Thanks Katharine. I read your review but never read through the original manuscript. I never cared for Adam Smith’s thoughts, nor Ayn Rand or Friedman’s. Defenders of capitalism are the enemies of life. Quote: ” The very idea, The Wealth of Nations, presumes the nations own the individuals who live within their borders.” Yes, that’s how they thought; that’s how they continue to think. We are “resources” nothing more. Ours is not to wonder why, ours is but to do and die.
Sha’Tara. You are so right, but people don’t want to believe they are being played for fools. They want to be on the “winning team,” even if they must compromise on principle to do it.
To keep the synopsis short enough for a blog, I left out some of my opinions about Smith and his attitudes, but his cold-bloodedness was striking. He had that smugly superior attitude that might (and capital) makes right. Friedman and Ayn Rand, interestingly, both claimed “human capital” was undervalued, but they didn’t take the concept any farther than that.

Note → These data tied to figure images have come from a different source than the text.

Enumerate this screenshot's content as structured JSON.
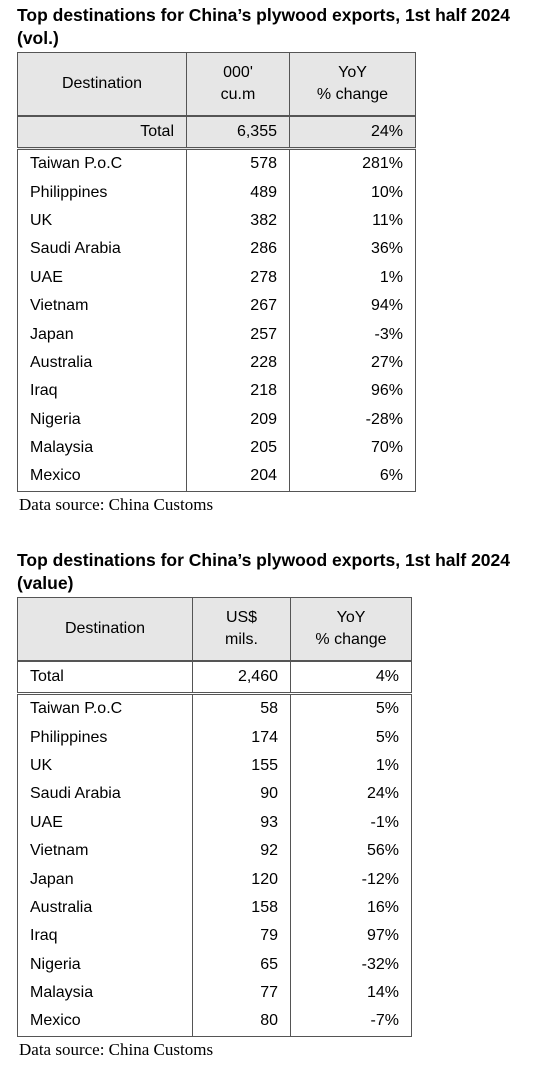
{
  "tables": [
    {
      "title": "Top destinations for China’s plywood exports, 1st half 2024 (vol.)",
      "headers": [
        [
          "Destination"
        ],
        [
          "000'",
          "cu.m"
        ],
        [
          "YoY",
          "% change"
        ]
      ],
      "total": [
        "Total",
        "6,355",
        "24%"
      ],
      "rows": [
        [
          "Taiwan P.o.C",
          "578",
          "281%"
        ],
        [
          "Philippines",
          "489",
          "10%"
        ],
        [
          "UK",
          "382",
          "11%"
        ],
        [
          "Saudi Arabia",
          "286",
          "36%"
        ],
        [
          "UAE",
          "278",
          "1%"
        ],
        [
          "Vietnam",
          "267",
          "94%"
        ],
        [
          "Japan",
          "257",
          "-3%"
        ],
        [
          "Australia",
          "228",
          "27%"
        ],
        [
          "Iraq",
          "218",
          "96%"
        ],
        [
          "Nigeria",
          "209",
          "-28%"
        ],
        [
          "Malaysia",
          "205",
          "70%"
        ],
        [
          "Mexico",
          "204",
          "6%"
        ]
      ],
      "source": "Data source: China Customs"
    },
    {
      "title": "Top destinations for China’s plywood exports, 1st half 2024 (value)",
      "headers": [
        [
          "Destination"
        ],
        [
          "US$",
          "mils."
        ],
        [
          "YoY",
          "% change"
        ]
      ],
      "total": [
        "Total",
        "2,460",
        "4%"
      ],
      "rows": [
        [
          "Taiwan P.o.C",
          "58",
          "5%"
        ],
        [
          "Philippines",
          "174",
          "5%"
        ],
        [
          "UK",
          "155",
          "1%"
        ],
        [
          "Saudi Arabia",
          "90",
          "24%"
        ],
        [
          "UAE",
          "93",
          "-1%"
        ],
        [
          "Vietnam",
          "92",
          "56%"
        ],
        [
          "Japan",
          "120",
          "-12%"
        ],
        [
          "Australia",
          "158",
          "16%"
        ],
        [
          "Iraq",
          "79",
          "97%"
        ],
        [
          "Nigeria",
          "65",
          "-32%"
        ],
        [
          "Malaysia",
          "77",
          "14%"
        ],
        [
          "Mexico",
          "80",
          "-7%"
        ]
      ],
      "source": "Data source: China Customs"
    }
  ]
}
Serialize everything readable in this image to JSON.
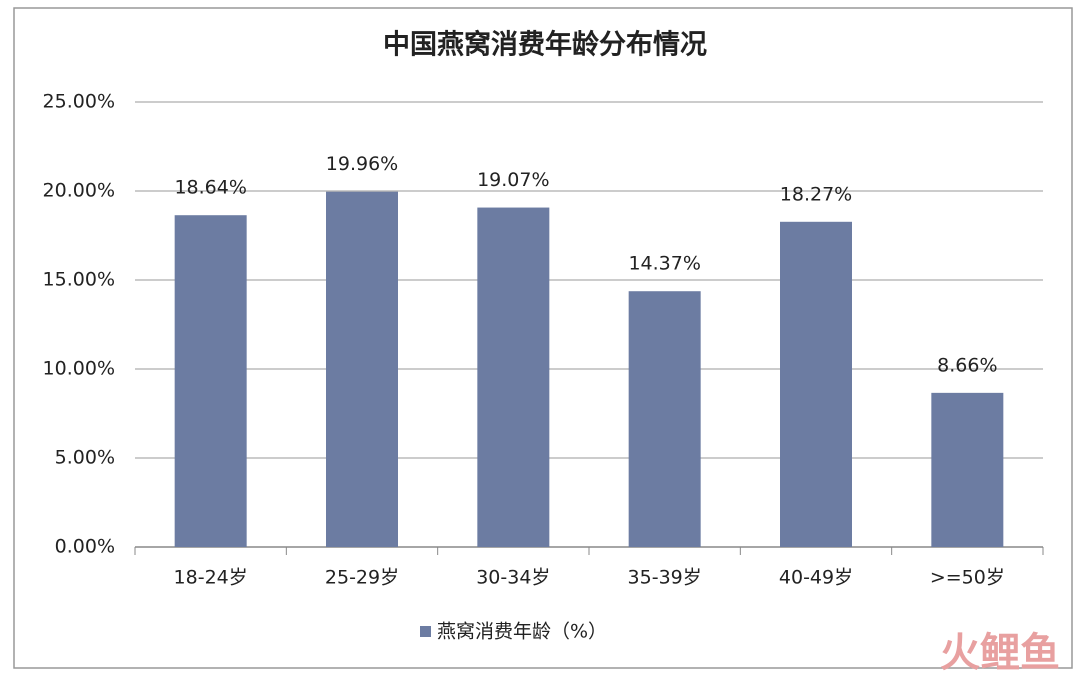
{
  "chart_data": {
    "type": "bar",
    "title": "中国燕窝消费年龄分布情况",
    "categories": [
      "18-24岁",
      "25-29岁",
      "30-34岁",
      "35-39岁",
      "40-49岁",
      ">=50岁"
    ],
    "series": [
      {
        "name": "燕窝消费年龄（%）",
        "color": "#6c7ca2",
        "values": [
          18.64,
          19.96,
          19.07,
          14.37,
          18.27,
          8.66
        ],
        "value_labels": [
          "18.64%",
          "19.96%",
          "19.07%",
          "14.37%",
          "18.27%",
          "8.66%"
        ]
      }
    ],
    "ylim": [
      0,
      25
    ],
    "yticks": [
      {
        "value": 0,
        "label": "0.00%"
      },
      {
        "value": 5,
        "label": "5.00%"
      },
      {
        "value": 10,
        "label": "10.00%"
      },
      {
        "value": 15,
        "label": "15.00%"
      },
      {
        "value": 20,
        "label": "20.00%"
      },
      {
        "value": 25,
        "label": "25.00%"
      }
    ],
    "grid": true,
    "legend": "bottom",
    "watermark": "火鲤鱼"
  }
}
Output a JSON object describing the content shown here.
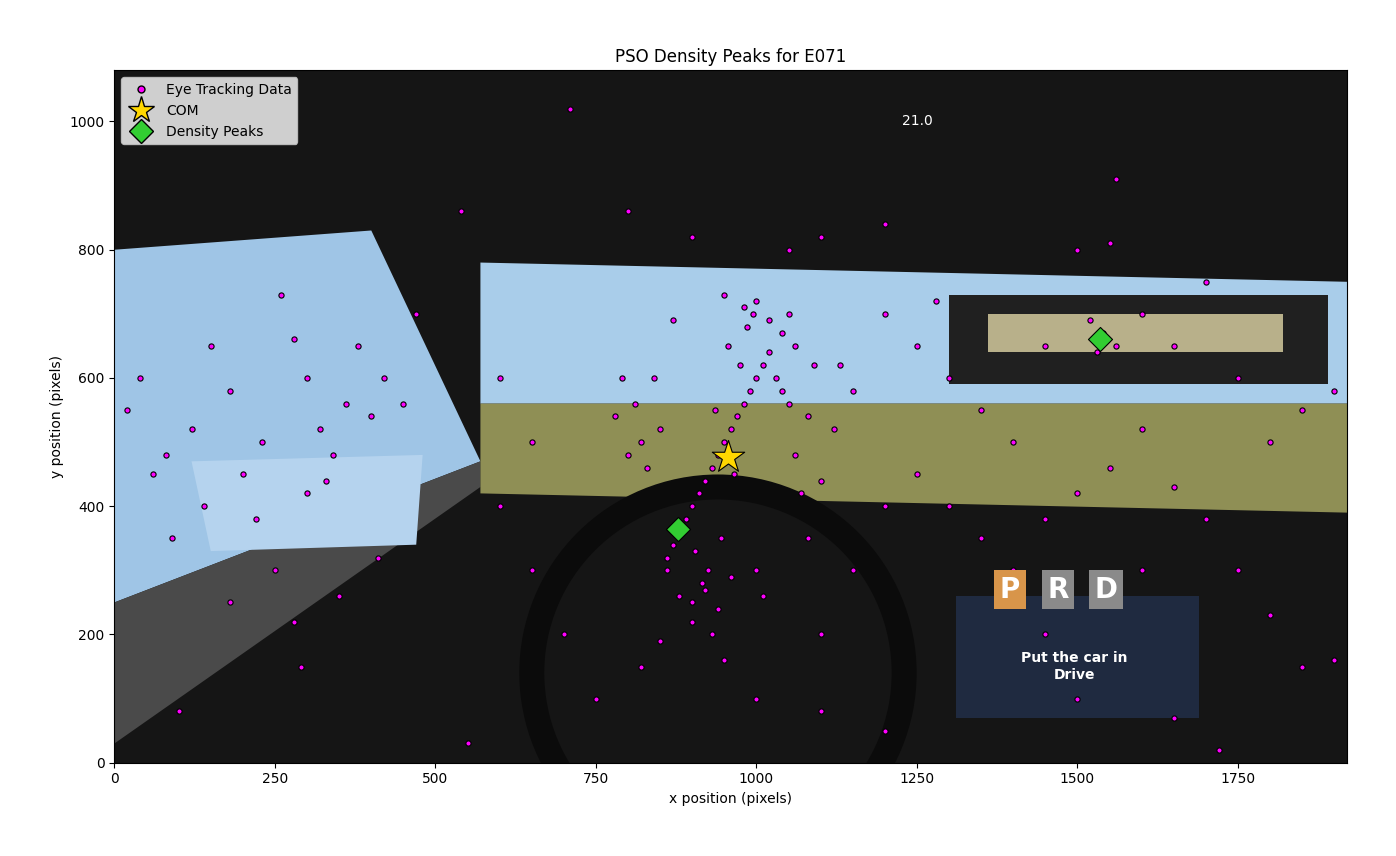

A brilliant review Katharine. If you haven’t already, take a look into the creation and workings of the Federal Reserve System. It’s the foundation of our debt driven economy and oversees it’s own activities without intervention or oversight from outside agencies. Another interesting study is the Rothchild family’s financial dynasty.
Mike and/or Lori,
You must be psychic. I’ve read “The Creature from Jekyll Island: A Second Look at the Federal Reserve,” and recommend it highly. I’ve thought about doing a synopsis of that, but I couldn’t do it justice in a blog. “Wealth of Nations” was hard enough.
Currently, I’m also re-reading “Tales from The Time Loop,” by David Icke. While Icke tends to go overboard with his conspiracy theories about the Illuminati, including Rothschild connections, he does present some highly verifiable facts and seems to know his stuff.
Great Katharine, thanks for those titles. mike
Since you seem interested, someone recently recommended “Under the Sign of the Scorpion,” along the same lines. I haven’t read it but intend to get a copy soon. Will let you know.
Very good, please do, thanks Katharine.